Clingmans Dome is the highest point in Tennessee — 6,643 feet above sea level. I suspect that most of the people who read this column have climbed its observation tower and seen the magnificent views of the Great Smoky Mountains National Park from there.
I recently heard that the 57-year-old tower was getting a renovation. In the process of researching this project, I ran across many facts about the place.
- What’s being done to the observation tower at Clingmans Dome? “The work is mostly cosmetic,” says Brent McDaniel, spokesperson for the Friends of the Smokies nonprofit group. “They are resurfacing parts of its path, jacking up some of the lower parts of the ramp (where it has sunk a bit) and patching up parts of the concrete tower where some of the rebar has become exposed due to wear and tear.” The whole project will cost about $250,000.
- When will the work begin? The national park says the job will start during the next year, but officials aren’t sure beyond that. Curiously enough, the August 2017 solar eclipse, of all things, is affecting plans. Parks officials know that many people will come to Clingmans Dome to see the eclipse and want to make sure views are unencumbered on that day.
- Who is paying for the renovation? It is being funded through a grant by American Express and the National Trust for Historic Preservation. Clingmans Dome received the money because it was one of the top such projects receiving votes from the general public.
- How was the observation tower funded in the first place? The Clingmans Dome tower was part of the National Park Service’s Mission 66 upgrade program — a massive initiative under which roads, visitors centers and other facilities were built in national parks all over the country.
- What was there before the current tower was built? In the 1930s, the Civilian Conservation Corps built a more traditional “fire-tower-style” structure out of tree trunks. The top of the tower was reachable by stairs. However, this tower fell into disrepair by the 1950s and had to be torn down.
- Was the current tower’s ramp design controversial? Very much so. Courtney Lix wrote a long cover story for the spring 2015 issue of Smokies Life magazine about the fact that many people were not thrilled with the tower design because it looked so modernistic. “The Clingmans Dome tower had the dubious distinction of being one of the two most controversial Mission 66 projects; the other was Tioga Road in Yosemite National Park,” the story said.
- Who designed the current tower? Hubert Bebb of the Gatlinburg-based architectural firm of Bebb and Olson. He later had this to say about the idea behind it: “As I studied the site and the beautiful stand of Fraser’s fir with their perpendicular trunks, the idea of a ramp approximately the gradient of the trail supported on vertical ‘trunks’ of concrete began to root itself in my mind.”

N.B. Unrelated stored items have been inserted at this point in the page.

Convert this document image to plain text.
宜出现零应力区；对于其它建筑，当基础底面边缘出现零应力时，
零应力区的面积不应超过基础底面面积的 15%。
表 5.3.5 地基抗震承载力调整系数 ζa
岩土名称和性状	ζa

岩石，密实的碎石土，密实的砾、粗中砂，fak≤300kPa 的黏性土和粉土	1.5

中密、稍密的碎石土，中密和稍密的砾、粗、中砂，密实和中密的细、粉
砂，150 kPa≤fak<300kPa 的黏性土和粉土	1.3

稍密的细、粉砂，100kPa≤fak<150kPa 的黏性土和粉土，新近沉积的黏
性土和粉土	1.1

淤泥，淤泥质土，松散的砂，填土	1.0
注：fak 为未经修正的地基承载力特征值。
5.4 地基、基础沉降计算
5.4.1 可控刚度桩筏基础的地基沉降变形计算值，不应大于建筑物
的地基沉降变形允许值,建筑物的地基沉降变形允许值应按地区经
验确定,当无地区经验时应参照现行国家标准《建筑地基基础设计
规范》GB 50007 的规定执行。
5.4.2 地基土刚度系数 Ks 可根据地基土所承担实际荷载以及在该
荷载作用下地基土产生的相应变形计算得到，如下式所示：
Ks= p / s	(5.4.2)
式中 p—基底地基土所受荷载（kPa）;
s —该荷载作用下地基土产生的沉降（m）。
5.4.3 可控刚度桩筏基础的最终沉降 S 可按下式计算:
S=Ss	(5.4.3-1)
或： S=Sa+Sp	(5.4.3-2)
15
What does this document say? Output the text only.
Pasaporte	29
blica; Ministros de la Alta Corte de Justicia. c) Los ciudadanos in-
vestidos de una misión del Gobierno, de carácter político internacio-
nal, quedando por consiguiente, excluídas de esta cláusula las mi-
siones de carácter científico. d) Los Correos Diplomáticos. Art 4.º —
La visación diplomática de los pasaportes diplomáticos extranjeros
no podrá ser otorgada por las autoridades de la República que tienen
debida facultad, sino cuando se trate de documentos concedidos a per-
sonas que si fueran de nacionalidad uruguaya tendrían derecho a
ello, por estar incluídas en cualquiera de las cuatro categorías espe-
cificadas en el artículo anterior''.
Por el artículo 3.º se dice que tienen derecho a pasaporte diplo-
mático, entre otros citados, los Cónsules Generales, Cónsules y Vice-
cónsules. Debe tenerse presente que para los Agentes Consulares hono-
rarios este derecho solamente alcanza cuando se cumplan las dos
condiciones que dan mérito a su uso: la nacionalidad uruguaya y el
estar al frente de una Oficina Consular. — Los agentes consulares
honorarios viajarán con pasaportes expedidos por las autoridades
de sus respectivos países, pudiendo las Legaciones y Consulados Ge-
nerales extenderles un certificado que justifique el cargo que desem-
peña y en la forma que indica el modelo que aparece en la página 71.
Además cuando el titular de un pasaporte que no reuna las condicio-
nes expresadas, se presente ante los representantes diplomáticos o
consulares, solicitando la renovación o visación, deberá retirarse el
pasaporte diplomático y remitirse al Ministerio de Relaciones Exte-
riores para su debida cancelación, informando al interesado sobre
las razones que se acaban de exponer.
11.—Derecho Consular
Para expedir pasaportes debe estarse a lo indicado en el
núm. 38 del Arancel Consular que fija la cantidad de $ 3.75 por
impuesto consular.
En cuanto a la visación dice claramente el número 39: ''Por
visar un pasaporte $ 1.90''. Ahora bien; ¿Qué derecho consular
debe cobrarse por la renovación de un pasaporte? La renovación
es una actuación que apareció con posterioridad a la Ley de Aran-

- Where does the name “Clingmans Dome” come from? The highest point on the mountain was originally called “Smokies Dome” but was renamed in 1859. Thomas Clingman was the head of the surveying party that measured the height of the mountain on an excursion a year before that time. Clingman was also a U.S. senator from North Carolina — one of 15 Southern senators who either resigned or was removed from the U.S. Senate when the Confederacy was formed in 1861. (The only Southern senator who didn’t leave the senate was Andrew Johnson.) Clingman was a Confederate general during the Civil War.
- Why is it called as a “dome” when it isn’t a dome such as the ones found out West at places like Yosemite and Zion national parks? No one knows (at least I don’t think anyone does). Perhaps the early settlers called it a dome because its summit appears relatively round compared to other mountain peaks in the area.
- What has happened to the trees at Clingmans Dome? The short trail to the tower used to be shaded, but it’s not anymore. In recent decades, a small insect known as the balsam woolly adelgid has killed almost all of the Fraser fir trees that used to live at the high altitudes of the Great Smoky Mountains. Most of the trees on both sides of the trail and at the tower are dead now. National park officials and botanists are very hopeful that trees will one day make a comeback at the high altitudes of the Smokies. But they aren’t sure what will happen.
I am the great great granddaughter if Thomas Lanier clingman I would really love to have more information about my heritage. My father bobby clingman and all of his siblings have passed the past few years. Any information would be greatly appreciated. Thank you wanda sue clingman schmidt.
Sorry it took so long for me to respond. You might try calling the Great Smoky Mountains National Park and track down the historian there.